I am printing a multi-color job on light shirts, some of the order is on dark shirts where the black ink will be replaced by white, but here is the issue I am having:
There is one spot on my artwork where the two colors are touching, black is the top color, process blue is the bottom. I have set up a trap in the artwork for ease of registration. The process blue, which is an opaque plastisol (because will also be printed on dark shirts), is printed first, and the black second, and partially overlaps the blue ink.

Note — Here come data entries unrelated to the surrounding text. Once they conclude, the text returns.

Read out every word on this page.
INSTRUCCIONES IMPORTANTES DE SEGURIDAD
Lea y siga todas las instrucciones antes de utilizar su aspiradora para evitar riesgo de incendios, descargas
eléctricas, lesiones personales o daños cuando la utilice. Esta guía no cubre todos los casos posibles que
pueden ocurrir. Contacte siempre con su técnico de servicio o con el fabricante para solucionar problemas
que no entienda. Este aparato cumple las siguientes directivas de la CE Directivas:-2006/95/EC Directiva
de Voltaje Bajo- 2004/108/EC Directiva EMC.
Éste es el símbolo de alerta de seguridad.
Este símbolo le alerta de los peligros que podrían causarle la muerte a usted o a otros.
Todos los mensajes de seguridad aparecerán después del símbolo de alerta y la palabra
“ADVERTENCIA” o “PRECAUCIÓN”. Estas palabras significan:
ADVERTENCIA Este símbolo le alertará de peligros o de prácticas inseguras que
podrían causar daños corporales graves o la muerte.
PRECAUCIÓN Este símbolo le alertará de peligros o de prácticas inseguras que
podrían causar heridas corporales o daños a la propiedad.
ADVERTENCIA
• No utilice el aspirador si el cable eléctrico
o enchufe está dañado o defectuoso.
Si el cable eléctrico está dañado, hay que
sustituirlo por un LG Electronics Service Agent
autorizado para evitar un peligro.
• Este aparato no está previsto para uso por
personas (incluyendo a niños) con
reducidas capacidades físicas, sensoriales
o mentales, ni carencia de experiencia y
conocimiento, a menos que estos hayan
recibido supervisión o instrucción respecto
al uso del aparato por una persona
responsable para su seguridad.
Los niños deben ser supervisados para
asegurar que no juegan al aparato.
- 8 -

The problem is that where the black is printed over the blue, the black ink is really shiny compared to the rest of the print, so there appears to be a shiny black outline around the trapped areas of the blue. Is there anything I can add to my black ink to dull it down a little? I have some puff additive that I thought I would try, anything else? I don't have time to order anything, so hoping I could use a technique or supplies that I currently have to help with this.
Any suggestions/advice would be appreciated. Thank you!
I would either trap the underlying colors completely to make all of the black shiny, or butt register everything so that the black isn't on top of any other colors.
i agree with Justin.
There maybe another solution. Are you printing the blue then flash drying it then printing the black? this would give the black a shine for sure if it's falling on a flash dried ink. I don't think you'd get such a shiny black if you printed wet on wet.
wet on wet should fix the problem. But you may need to lessen the trap if you do this. Also try a higher mesh screen or add a curable reducer to the ink may help.